An international tribunal in The Hague has found former Liberian President Charles Taylor criminally responsible for crimes against humanity committed during Sierra Leone's civil war.
A United Nations-backed court in The Hague has unanimously found Charles Taylor guilty of aiding and abetting atrocities in connection with Sierra Leone's civil war.
"The trial chamber finds you guilty of aiding and abetting of all these crimes," presiding judge Richard Lussick told the Special Court for Sierra Leone in The Hague following a preamble of well over two hours.
Lussick said the former warlord, who was later elected president of Libera, provided arms, ammunition, communications equipment and planning to rebels in the 1991-2002 Sierra Leone civil war. The judge said Taylor’s support to the rebels was "sustained and significant."

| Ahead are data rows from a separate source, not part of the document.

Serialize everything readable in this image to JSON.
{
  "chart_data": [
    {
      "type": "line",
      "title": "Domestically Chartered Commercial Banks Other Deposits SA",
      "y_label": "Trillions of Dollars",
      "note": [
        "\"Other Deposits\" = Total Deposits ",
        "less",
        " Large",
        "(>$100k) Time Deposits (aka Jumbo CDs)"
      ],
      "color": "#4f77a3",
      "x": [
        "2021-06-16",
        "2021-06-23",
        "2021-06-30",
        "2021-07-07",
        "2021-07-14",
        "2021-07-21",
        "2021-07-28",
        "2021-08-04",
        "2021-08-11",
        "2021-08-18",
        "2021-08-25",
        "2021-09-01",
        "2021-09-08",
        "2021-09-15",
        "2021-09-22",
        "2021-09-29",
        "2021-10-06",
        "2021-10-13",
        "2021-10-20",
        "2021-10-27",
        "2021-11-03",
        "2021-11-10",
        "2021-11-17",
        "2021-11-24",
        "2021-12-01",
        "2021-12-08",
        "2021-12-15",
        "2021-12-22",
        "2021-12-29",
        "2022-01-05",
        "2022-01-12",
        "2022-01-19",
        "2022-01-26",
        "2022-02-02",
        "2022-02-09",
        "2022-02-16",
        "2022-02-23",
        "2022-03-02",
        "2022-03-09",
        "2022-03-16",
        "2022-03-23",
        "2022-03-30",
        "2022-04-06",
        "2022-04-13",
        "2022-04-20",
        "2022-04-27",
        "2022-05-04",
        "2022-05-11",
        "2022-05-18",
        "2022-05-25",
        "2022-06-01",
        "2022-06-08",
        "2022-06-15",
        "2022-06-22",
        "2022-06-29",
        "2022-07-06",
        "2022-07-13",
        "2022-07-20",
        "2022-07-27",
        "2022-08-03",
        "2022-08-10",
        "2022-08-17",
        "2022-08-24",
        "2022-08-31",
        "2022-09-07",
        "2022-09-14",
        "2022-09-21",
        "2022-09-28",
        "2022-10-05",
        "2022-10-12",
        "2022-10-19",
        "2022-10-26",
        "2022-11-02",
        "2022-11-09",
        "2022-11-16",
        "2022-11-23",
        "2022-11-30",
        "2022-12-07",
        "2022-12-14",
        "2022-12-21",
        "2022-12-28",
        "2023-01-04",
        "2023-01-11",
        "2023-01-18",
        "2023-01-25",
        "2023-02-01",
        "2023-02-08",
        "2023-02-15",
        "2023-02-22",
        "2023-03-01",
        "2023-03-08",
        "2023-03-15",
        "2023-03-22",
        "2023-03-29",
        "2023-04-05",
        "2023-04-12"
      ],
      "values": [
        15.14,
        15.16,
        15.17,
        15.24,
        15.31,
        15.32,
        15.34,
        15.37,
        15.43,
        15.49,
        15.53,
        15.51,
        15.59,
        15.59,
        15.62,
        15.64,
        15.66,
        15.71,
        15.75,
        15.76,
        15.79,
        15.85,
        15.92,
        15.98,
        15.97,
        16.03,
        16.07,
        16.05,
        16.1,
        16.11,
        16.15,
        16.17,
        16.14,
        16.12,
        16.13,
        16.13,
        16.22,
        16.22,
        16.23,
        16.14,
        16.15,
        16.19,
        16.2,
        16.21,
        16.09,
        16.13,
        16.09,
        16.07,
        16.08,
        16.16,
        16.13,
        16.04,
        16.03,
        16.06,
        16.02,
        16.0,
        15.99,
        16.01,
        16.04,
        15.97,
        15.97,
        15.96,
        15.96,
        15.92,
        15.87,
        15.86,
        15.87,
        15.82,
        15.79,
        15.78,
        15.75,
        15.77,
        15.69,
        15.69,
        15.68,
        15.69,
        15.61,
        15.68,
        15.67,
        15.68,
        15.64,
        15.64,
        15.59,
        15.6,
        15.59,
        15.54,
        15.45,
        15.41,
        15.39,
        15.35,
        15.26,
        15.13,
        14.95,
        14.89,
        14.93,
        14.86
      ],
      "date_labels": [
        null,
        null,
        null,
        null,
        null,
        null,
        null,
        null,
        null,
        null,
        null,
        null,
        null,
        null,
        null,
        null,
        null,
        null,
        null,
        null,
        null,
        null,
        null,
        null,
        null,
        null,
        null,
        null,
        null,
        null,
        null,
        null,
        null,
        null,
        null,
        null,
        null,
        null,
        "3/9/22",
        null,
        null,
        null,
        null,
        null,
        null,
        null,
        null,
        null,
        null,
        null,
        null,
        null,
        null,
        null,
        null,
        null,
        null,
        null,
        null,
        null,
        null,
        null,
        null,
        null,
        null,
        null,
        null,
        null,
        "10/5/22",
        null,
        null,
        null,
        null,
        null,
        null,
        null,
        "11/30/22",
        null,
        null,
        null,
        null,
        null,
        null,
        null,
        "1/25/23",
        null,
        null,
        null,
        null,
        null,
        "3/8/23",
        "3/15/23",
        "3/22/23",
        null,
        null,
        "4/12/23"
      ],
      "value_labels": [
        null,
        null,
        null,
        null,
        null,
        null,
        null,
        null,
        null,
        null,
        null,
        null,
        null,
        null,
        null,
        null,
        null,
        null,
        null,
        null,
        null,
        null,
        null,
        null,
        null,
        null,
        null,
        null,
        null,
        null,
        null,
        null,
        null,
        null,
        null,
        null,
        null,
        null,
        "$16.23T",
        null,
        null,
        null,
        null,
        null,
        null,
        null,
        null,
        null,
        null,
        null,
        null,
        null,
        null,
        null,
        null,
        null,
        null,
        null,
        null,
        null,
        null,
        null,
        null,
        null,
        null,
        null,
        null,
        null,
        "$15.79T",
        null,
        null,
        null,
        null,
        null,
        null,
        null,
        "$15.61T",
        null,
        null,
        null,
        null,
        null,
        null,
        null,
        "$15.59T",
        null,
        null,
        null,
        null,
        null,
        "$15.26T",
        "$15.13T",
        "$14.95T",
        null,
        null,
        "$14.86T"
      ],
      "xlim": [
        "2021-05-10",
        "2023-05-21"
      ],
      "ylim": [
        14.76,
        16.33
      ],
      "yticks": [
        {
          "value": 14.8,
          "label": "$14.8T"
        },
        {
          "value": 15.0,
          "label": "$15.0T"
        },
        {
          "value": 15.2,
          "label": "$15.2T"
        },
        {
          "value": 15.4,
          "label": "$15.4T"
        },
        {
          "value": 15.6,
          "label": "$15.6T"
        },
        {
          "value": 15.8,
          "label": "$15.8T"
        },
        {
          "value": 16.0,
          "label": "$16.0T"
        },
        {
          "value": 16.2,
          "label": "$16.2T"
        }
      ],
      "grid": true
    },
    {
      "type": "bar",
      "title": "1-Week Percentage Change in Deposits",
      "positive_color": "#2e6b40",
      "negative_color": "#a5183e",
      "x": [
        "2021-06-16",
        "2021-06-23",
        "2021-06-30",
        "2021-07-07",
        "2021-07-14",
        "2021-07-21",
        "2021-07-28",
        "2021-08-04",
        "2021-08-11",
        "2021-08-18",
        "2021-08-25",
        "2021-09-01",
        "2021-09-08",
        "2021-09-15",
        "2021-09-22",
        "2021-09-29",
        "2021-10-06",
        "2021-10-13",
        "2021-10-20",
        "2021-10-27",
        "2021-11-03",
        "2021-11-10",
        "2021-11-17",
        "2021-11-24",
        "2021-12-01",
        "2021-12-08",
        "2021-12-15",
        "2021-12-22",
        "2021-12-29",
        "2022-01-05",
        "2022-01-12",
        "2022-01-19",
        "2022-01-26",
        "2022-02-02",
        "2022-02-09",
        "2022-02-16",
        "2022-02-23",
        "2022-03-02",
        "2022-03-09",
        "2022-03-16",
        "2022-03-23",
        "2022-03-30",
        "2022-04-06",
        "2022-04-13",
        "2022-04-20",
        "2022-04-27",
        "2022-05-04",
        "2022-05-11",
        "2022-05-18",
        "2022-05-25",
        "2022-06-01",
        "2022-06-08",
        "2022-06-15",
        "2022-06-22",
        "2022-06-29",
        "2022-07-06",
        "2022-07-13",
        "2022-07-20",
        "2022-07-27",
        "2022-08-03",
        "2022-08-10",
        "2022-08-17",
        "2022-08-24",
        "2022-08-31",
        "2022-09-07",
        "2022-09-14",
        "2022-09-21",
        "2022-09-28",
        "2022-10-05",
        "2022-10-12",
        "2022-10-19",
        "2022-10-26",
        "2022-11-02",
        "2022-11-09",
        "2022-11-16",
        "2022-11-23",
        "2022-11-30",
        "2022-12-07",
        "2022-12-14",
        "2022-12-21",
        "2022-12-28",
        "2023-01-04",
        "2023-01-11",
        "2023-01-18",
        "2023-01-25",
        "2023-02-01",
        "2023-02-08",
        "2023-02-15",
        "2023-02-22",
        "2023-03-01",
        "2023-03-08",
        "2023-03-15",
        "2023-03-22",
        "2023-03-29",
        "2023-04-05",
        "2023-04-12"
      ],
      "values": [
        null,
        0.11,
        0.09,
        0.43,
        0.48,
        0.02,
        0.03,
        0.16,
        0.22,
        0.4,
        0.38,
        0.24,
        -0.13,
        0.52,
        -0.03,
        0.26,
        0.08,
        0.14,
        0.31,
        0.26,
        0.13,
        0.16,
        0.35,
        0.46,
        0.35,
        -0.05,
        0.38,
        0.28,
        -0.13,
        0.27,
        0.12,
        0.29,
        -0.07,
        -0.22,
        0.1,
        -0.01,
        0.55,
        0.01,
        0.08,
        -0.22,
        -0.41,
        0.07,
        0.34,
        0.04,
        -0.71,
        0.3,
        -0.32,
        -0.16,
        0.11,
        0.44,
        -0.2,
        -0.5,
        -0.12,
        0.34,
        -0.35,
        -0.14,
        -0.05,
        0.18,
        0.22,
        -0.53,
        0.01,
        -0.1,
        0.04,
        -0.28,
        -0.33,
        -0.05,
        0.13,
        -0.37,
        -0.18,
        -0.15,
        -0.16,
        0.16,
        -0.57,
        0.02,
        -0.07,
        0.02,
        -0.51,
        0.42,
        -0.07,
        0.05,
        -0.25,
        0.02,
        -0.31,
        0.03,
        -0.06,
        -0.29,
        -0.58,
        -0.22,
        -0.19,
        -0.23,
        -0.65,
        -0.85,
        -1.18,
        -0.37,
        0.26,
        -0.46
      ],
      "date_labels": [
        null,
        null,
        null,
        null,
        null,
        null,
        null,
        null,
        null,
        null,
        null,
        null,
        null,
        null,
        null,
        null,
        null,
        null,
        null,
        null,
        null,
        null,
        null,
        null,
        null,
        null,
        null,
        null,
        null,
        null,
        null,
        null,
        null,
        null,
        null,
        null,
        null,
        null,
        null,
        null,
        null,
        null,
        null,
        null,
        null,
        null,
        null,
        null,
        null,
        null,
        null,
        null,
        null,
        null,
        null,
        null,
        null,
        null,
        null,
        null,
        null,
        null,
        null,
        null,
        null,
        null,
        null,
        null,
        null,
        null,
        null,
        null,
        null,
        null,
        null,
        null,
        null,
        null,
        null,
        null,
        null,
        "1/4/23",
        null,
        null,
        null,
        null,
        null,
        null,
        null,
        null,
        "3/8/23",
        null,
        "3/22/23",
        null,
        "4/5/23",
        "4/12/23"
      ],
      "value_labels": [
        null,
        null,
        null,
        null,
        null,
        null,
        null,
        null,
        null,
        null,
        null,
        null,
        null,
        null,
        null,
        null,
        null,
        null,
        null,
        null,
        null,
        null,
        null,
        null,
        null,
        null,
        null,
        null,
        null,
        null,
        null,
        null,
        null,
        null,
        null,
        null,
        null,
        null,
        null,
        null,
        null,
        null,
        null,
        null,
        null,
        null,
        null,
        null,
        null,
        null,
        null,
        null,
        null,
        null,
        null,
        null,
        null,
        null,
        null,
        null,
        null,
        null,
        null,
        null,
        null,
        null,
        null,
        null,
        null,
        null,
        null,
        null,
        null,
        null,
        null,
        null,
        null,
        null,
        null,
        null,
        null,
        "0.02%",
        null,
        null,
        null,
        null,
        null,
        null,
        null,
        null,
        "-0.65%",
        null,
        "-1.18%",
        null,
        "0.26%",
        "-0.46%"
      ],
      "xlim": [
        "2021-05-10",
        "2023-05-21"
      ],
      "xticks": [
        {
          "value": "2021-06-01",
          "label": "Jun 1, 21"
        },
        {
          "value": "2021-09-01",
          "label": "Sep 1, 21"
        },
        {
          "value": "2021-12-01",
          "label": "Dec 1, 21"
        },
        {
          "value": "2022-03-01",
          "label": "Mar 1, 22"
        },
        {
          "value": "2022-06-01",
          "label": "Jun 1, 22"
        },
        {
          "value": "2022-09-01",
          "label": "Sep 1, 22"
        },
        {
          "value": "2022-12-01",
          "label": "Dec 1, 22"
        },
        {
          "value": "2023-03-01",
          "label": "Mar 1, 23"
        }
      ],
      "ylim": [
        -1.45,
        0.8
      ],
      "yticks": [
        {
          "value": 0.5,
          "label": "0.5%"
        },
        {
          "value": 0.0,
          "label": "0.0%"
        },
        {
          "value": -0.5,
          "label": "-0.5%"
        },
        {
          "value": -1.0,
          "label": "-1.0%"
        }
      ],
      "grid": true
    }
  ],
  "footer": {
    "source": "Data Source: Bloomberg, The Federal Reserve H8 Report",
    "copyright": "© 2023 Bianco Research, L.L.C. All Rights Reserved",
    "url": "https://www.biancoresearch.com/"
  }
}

The 64-year-old Taylor faced 11 charges related to the decade-long war in neighboring Sierra Leone, where he was linked to two rebel groups, and is expected to appeal the conviction. He was put on trial on allegations of funnelling arms, ammunition and mining equipment to the rebels in return for “blood diamonds.”
The charges included acts of terrorism, murder, rape, sexual slavery and enslavement.
Rebels from the Revolutionary United Front, described by prosecutors in the case as Taylor's “proxy army,” were notorious for their brutality, routinely cutting off the limbs of their enemies. Many of their victims testified during the trial, which began in 2007 and was completed just over a year ago.
Among those who testified during the trial was the British model Naomi Campbell, who said she had received diamonds from Taylor.
Taylor, who served as president of Liberia from 1997 to 2003, had pleaded not guilty to the charges against him. He claims to have been the victim of a political witch-hunt aimed at preventing him from returning to public office.
The reading of the verdict was broadcast live on international news networks. The court is to reconvene for sentencing on May 30. Taylor could face a maximum sentence of life imprisonment.
More than 120,000 people are believed to have died in Sierra Leone's civil war.
The trial is seen as precedent-setting, as Taylor is the first former head of state to convicted by an international court since the Nuremberg trials after World War II.